[5b4ecd]: / gap-replay / replay / README.md

Download this file

47 lines (34 with data), 2.1 kB

Replay and Code data

This directory contains the code necessary to download Replay data from RedPajama and code data from StarCoder, approximate their token count and downsample the data to a desired size. After our experiments, we decided to use 400M tokens from Replay but no code data.

Before using this code, run huggingface-cli login then give the key as input.
You have to accept starcoderdata TOS before getting access: https://huggingface.co/datasets/bigcode/starcoderdata

To download replay data, run:

python replay.py --keep=0.0004 --out=../data/replay.jsonl

To download code data, run:

python starcoder.py --keep=0.1 --out=../data/starcoder.jsonl

Token estimation

Use count.py.
Results:

  • Estimated tokens in jupyter data: 5.110B, computed using 80% of the data.
  • Estimated tokens in starcoder without git data (including jupyter): 460.660B, computed using 1% of the data.
  • Estimated tokens in llama2: 1.054T, computed using 3$ of the data.

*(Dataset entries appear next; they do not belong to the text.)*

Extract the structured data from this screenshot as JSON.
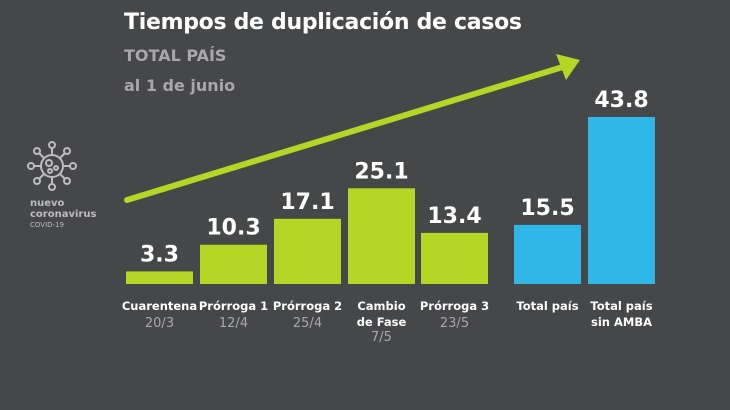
{
  "header": {
    "title": "Tiempos de duplicación de casos",
    "subtitle": "TOTAL PAÍS",
    "date": "al 1 de junio"
  },
  "logo": {
    "line1": "nuevo",
    "line2": "coronavirus",
    "line3": "COVID-19",
    "icon": "virus-icon"
  },
  "colors": {
    "background": "#464749",
    "green": "#b5d624",
    "blue": "#2fb7ea",
    "label": "#ffffff",
    "muted": "#a9a7ad"
  },
  "chart_data": {
    "type": "bar",
    "title": "Tiempos de duplicación de casos",
    "subtitle": "TOTAL PAÍS",
    "note": "al 1 de junio",
    "xlabel": "",
    "ylabel": "",
    "grid": false,
    "categories": [
      "Cuarentena",
      "Prórroga 1",
      "Prórroga 2",
      "Cambio de Fase",
      "Prórroga 3",
      "Total país",
      "Total país sin AMBA"
    ],
    "dates": [
      "20/3",
      "12/4",
      "25/4",
      "7/5",
      "23/5",
      "",
      ""
    ],
    "values": [
      3.3,
      10.3,
      17.1,
      25.1,
      13.4,
      15.5,
      43.8
    ],
    "labels": [
      "3.3",
      "10.3",
      "17.1",
      "25.1",
      "13.4",
      "15.5",
      "43.8"
    ],
    "bar_colors": [
      "green",
      "green",
      "green",
      "green",
      "green",
      "blue",
      "blue"
    ],
    "ylim": [
      0,
      43.8
    ],
    "annotations": [
      "trend-arrow-increasing"
    ]
  }
}
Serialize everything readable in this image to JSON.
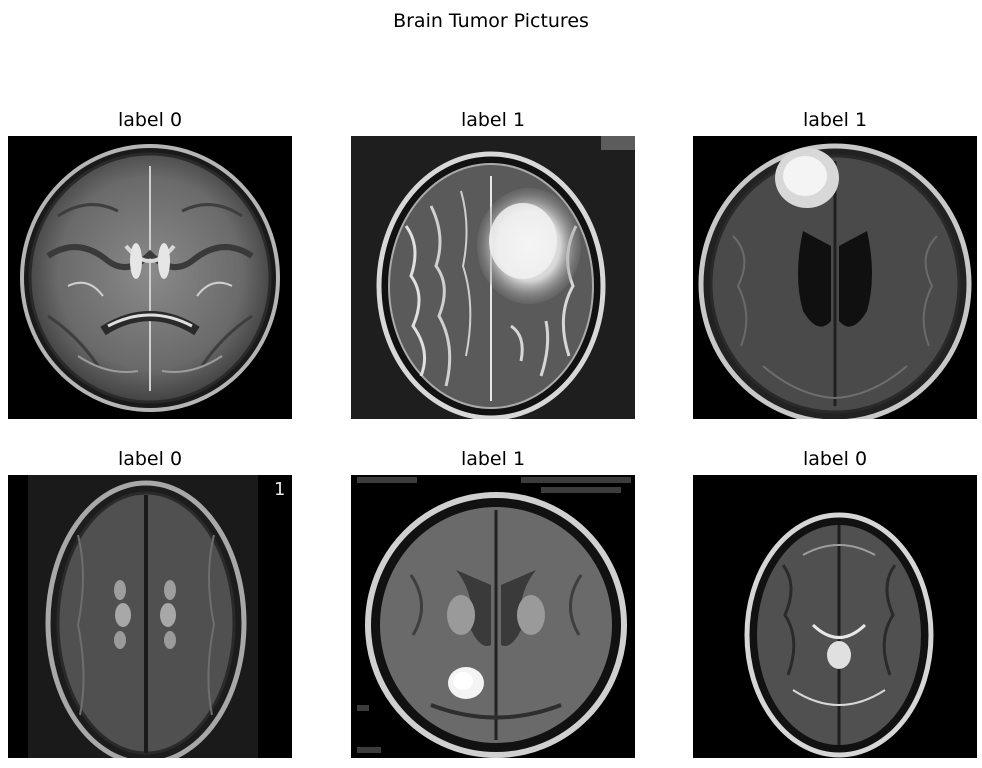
{
  "title": "Brain Tumor Pictures",
  "panels": [
    {
      "label": "label 0"
    },
    {
      "label": "label 1"
    },
    {
      "label": "label 1"
    },
    {
      "label": "label 0",
      "corner_text": "1"
    },
    {
      "label": "label 1"
    },
    {
      "label": "label 0"
    }
  ]
}
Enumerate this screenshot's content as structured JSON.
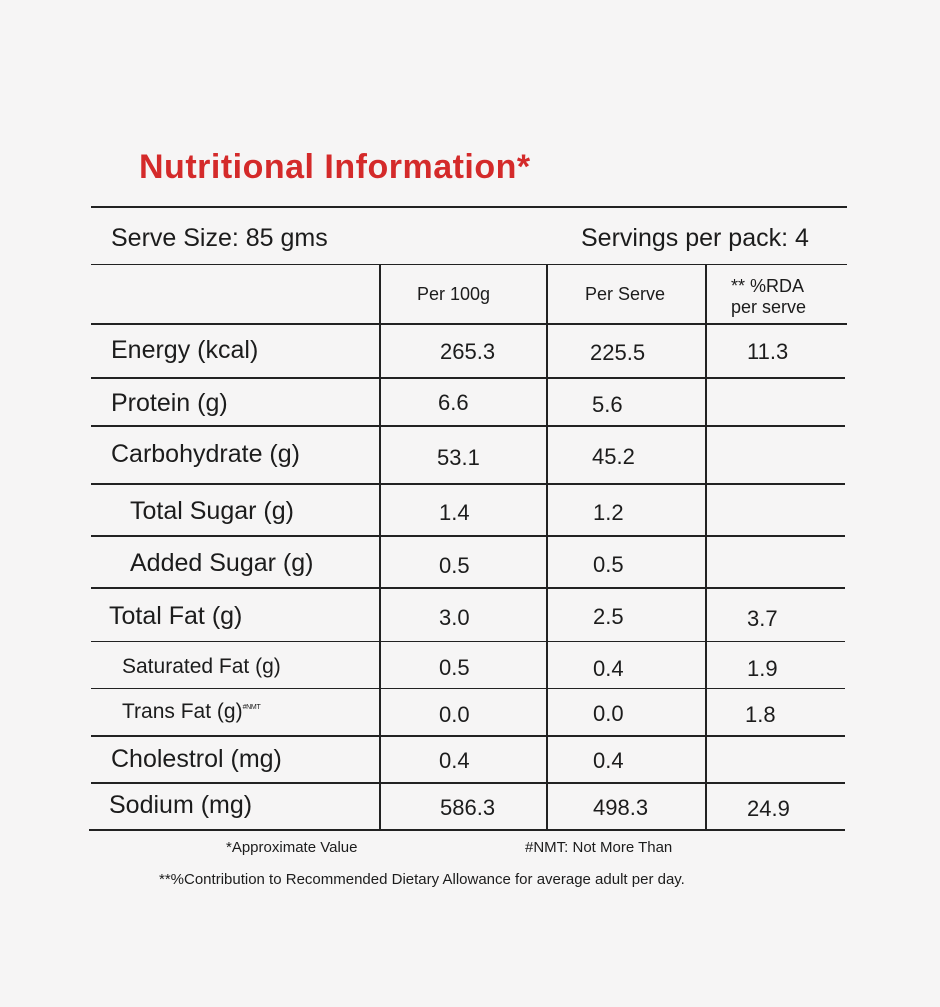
{
  "title": "Nutritional Information*",
  "serve_size": "Serve Size: 85 gms",
  "servings_per_pack": "Servings per pack: 4",
  "columns": {
    "per100g": "Per 100g",
    "per_serve": "Per Serve",
    "rda_line1": "** %RDA",
    "rda_line2": "per serve"
  },
  "rows": [
    {
      "label": "Energy (kcal)",
      "per100g": "265.3",
      "per_serve": "225.5",
      "rda": "11.3"
    },
    {
      "label": "Protein (g)",
      "per100g": "6.6",
      "per_serve": "5.6",
      "rda": ""
    },
    {
      "label": "Carbohydrate (g)",
      "per100g": "53.1",
      "per_serve": "45.2",
      "rda": ""
    },
    {
      "label": "Total Sugar (g)",
      "per100g": "1.4",
      "per_serve": "1.2",
      "rda": ""
    },
    {
      "label": "Added Sugar (g)",
      "per100g": "0.5",
      "per_serve": "0.5",
      "rda": ""
    },
    {
      "label": "Total Fat (g)",
      "per100g": "3.0",
      "per_serve": "2.5",
      "rda": "3.7"
    },
    {
      "label": "Saturated Fat (g)",
      "per100g": "0.5",
      "per_serve": "0.4",
      "rda": "1.9"
    },
    {
      "label": "Trans Fat (g)",
      "label_sup": "#NMT",
      "per100g": "0.0",
      "per_serve": "0.0",
      "rda": "1.8"
    },
    {
      "label": "Cholestrol (mg)",
      "per100g": "0.4",
      "per_serve": "0.4",
      "rda": ""
    },
    {
      "label": "Sodium (mg)",
      "per100g": "586.3",
      "per_serve": "498.3",
      "rda": "24.9"
    }
  ],
  "footnotes": {
    "approx": "*Approximate Value",
    "nmt": "#NMT: Not More Than",
    "rda": "**%Contribution to Recommended Dietary Allowance for average adult per day."
  }
}
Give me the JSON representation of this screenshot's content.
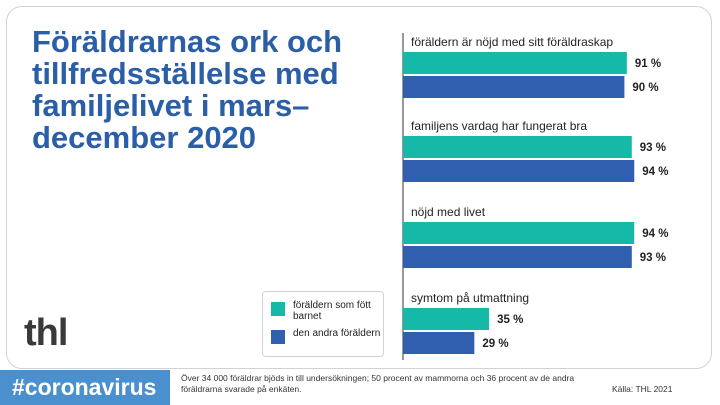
{
  "title": "Föräldrarnas ork och tillfredsställelse med familjelivet i mars–december 2020",
  "logo": "thl",
  "hashtag": "#coronavirus",
  "footnote": "Över 34 000 föräldrar bjöds in till undersökningen; 50 procent av mammorna och 36 procent av de andra föräldrarna svarade på enkäten.",
  "source": "Källa: THL 2021",
  "colors": {
    "series1": "#16b8a7",
    "series2": "#2f5fae",
    "title": "#2a5fa8",
    "hashtag_bg": "#4a8fce"
  },
  "chart_data": {
    "type": "bar",
    "orientation": "horizontal",
    "unit": "%",
    "categories": [
      "föräldern är nöjd med sitt föräldraskap",
      "familjens vardag har fungerat bra",
      "nöjd med livet",
      "symtom på utmattning"
    ],
    "series": [
      {
        "name": "föräldern som fött barnet",
        "values": [
          91,
          93,
          94,
          35
        ],
        "labels": [
          "91 %",
          "93 %",
          "94 %",
          "35 %"
        ]
      },
      {
        "name": "den andra föräldern",
        "values": [
          90,
          94,
          93,
          29
        ],
        "labels": [
          "90 %",
          "94 %",
          "93 %",
          "29 %"
        ]
      }
    ],
    "xlim": [
      0,
      100
    ],
    "legend": "bottom-left"
  }
}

Note: This process is relatively slow.

Downsampling

Based on the previous results, we see that using approximately 9% of the starcoder data, we would obtain a total of around 41B tokens, which is the about the right amount for our 50% code run.
Therefore, to get that data we use:

python starcoder.py --keep=0.09 --out=/pure-mlo-scratch/alhernan/data/starcoder/starcoder_41B.json

To downsample the experience_replay data, use replay.py.
We estimate around 1T tokens in the dataset (using the 460B estimation from starcoder + official estimations from the falcon web data and redpajama data).
To get around 400M tokens, we run:

python replay.py --keep=0.0004 --out=/pure-mlo-scratch/alhernan/data/replay/replay-400M.json
  • If you wish, you can also set a seed value for determinstic generation using the --seed argument.
  • If you wish to avoid downloading the entire Falcon, RedPajama and Starcoder dataset you can use the --streaming flag.
    Note that this will slow down the dataset generation but will avoid storing any unneeded data.